In fact, it was noted that South Korea's economy grew at this pace during January to March largely to spurt of growth in the manufacturing sector. Yet there were significant figures pointing to a slowdown in domestic demand.
The Bank of Korea stated that the slower pace of growth was largely due to weaker domestic demand combined with very slow facility investment, although exports were robust.
"Despite weakness in capital and construction investments, robust exports led the overall growth in the first quarter," said bank officials. Although goods going out of the country remained at a steady pace, especially in the semiconductor and automobile industries, lesser spending by consumers and investment in facilities affected overall economic performance rates.

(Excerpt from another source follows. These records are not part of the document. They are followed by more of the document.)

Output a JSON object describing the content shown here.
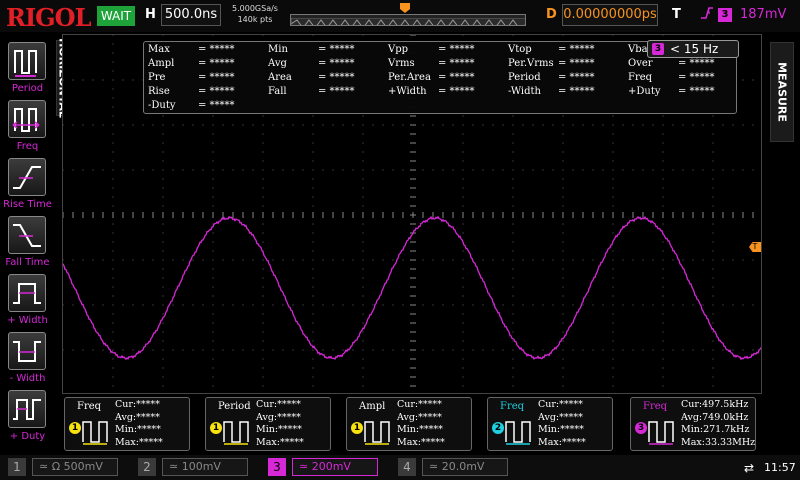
{
  "topbar": {
    "brand": "RIGOL",
    "run_status": "WAIT",
    "horizontal_label": "H",
    "timebase": "500.0ns",
    "sample_rate": "5.000GSa/s",
    "memory_depth": "140k pts",
    "delay_label": "D",
    "delay_value": "0.00000000ps",
    "trigger_label": "T",
    "trigger_slope": "rising",
    "trigger_source": "3",
    "trigger_level": "187mV"
  },
  "left_menu": {
    "section_title": "HORIZONTAL",
    "items": [
      {
        "label": "Period",
        "icon": "period-icon"
      },
      {
        "label": "Freq",
        "icon": "freq-icon"
      },
      {
        "label": "Rise Time",
        "icon": "rise-time-icon"
      },
      {
        "label": "Fall Time",
        "icon": "fall-time-icon"
      },
      {
        "label": "+ Width",
        "icon": "positive-width-icon"
      },
      {
        "label": "- Width",
        "icon": "negative-width-icon"
      },
      {
        "label": "+ Duty",
        "icon": "positive-duty-icon"
      }
    ]
  },
  "right_menu": {
    "section_title": "MEASURE"
  },
  "measure_panel": {
    "rows": [
      [
        {
          "name": "Max",
          "value": "= *****"
        },
        {
          "name": "Min",
          "value": "= *****"
        },
        {
          "name": "Vpp",
          "value": "= *****"
        },
        {
          "name": "Vtop",
          "value": "= *****"
        },
        {
          "name": "Vbas",
          "value": ""
        }
      ],
      [
        {
          "name": "Ampl",
          "value": "= *****"
        },
        {
          "name": "Avg",
          "value": "= *****"
        },
        {
          "name": "Vrms",
          "value": "= *****"
        },
        {
          "name": "Per.Vrms",
          "value": "= *****"
        },
        {
          "name": "Over",
          "value": "= *****"
        }
      ],
      [
        {
          "name": "Pre",
          "value": "= *****"
        },
        {
          "name": "Area",
          "value": "= *****"
        },
        {
          "name": "Per.Area",
          "value": "= *****"
        },
        {
          "name": "Period",
          "value": "= *****"
        },
        {
          "name": "Freq",
          "value": "= *****"
        }
      ],
      [
        {
          "name": "Rise",
          "value": "= *****"
        },
        {
          "name": "Fall",
          "value": "= *****"
        },
        {
          "name": "+Width",
          "value": "= *****"
        },
        {
          "name": "-Width",
          "value": "= *****"
        },
        {
          "name": "+Duty",
          "value": "= *****"
        }
      ],
      [
        {
          "name": "-Duty",
          "value": "= *****"
        }
      ]
    ]
  },
  "freq_warning": {
    "channel": "3",
    "text": "< 15 Hz"
  },
  "trigger_marker": "T",
  "results": [
    {
      "name": "Freq",
      "channel": "1",
      "color": "#f5e20f",
      "lines": [
        "Cur:*****",
        "Avg:*****",
        "Min:*****",
        "Max:*****"
      ]
    },
    {
      "name": "Period",
      "channel": "1",
      "color": "#f5e20f",
      "lines": [
        "Cur:*****",
        "Avg:*****",
        "Min:*****",
        "Max:*****"
      ]
    },
    {
      "name": "Ampl",
      "channel": "1",
      "color": "#f5e20f",
      "lines": [
        "Cur:*****",
        "Avg:*****",
        "Min:*****",
        "Max:*****"
      ]
    },
    {
      "name": "Freq",
      "channel": "2",
      "color": "#1fd0e0",
      "lines": [
        "Cur:*****",
        "Avg:*****",
        "Min:*****",
        "Max:*****"
      ]
    },
    {
      "name": "Freq",
      "channel": "3",
      "color": "#d628d6",
      "lines": [
        "Cur:497.5kHz",
        "Avg:749.0kHz",
        "Min:271.7kHz",
        "Max:33.33MHz"
      ]
    }
  ],
  "channels": [
    {
      "num": "1",
      "coupling": "≃ Ω",
      "scale": "500mV",
      "active": false
    },
    {
      "num": "2",
      "coupling": "≃",
      "scale": "100mV",
      "active": false
    },
    {
      "num": "3",
      "coupling": "≃",
      "scale": "200mV",
      "active": true
    },
    {
      "num": "4",
      "coupling": "≃",
      "scale": "20.0mV",
      "active": false
    }
  ],
  "clock": "11:57",
  "colors": {
    "ch1": "#f5e20f",
    "ch2": "#1fd0e0",
    "ch3": "#d628d6",
    "trigger": "#f7931e",
    "brand": "#e21f26",
    "wait": "#1ea33a"
  },
  "waveform": {
    "channel": "3",
    "shape": "sine",
    "cycles_shown": 3.4
  }
}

Construction investment fell off as the government was concentrating more on social infrastructure, while tech sector investment delays led to slower spending there.
Jung Young-taek, director of the BOK (Accounts Division) says that, "If investment in social infrastructure revives, the domestic demand is likely to pick up."
It is expected that the central bank will freeze the key rate to 3 percent for this month too, as there appears to be greater uncertainty brewing. Some of the leading economic experts, such as Park Sang-hyun at HI Investment & Securities Co., believe that "With poor industrial output in April and slow recovery pace of domestic demand, it is likely that the second-quarter economic growth may cool to below 1 percent."
In fact, inflation risks are peaking as consumer prices rose beyond the Bank of Korea's guidelines of 2 to 4 percent for the fifth month in a row in May. In comparison to the previous year, inflation slowed to 4.1 percent in May from 4.2 percent the previous month. However, key prices excluding the expansive oil and food prices were higher, at 3.4 percent from the previous year.
However, the most important contributor to South Korea's GDP, its exports, grew by 4.6 percent by quarter in the first quarter, exceeding estimations of 3.3 percent growth.
The GNI reflects the actual purchasing power of a nation, and the present GNI for the first quarter is at 0.1 percent lower than the previous quarter. This was the first recognized fall in over two years.
KDI predicts that "the 2011 inflation will rise to 4.1 percent instead of the former 3.2 percent estimate," and suggests that the Bank of Korea should lift its key rate despite the perceived inflation risks.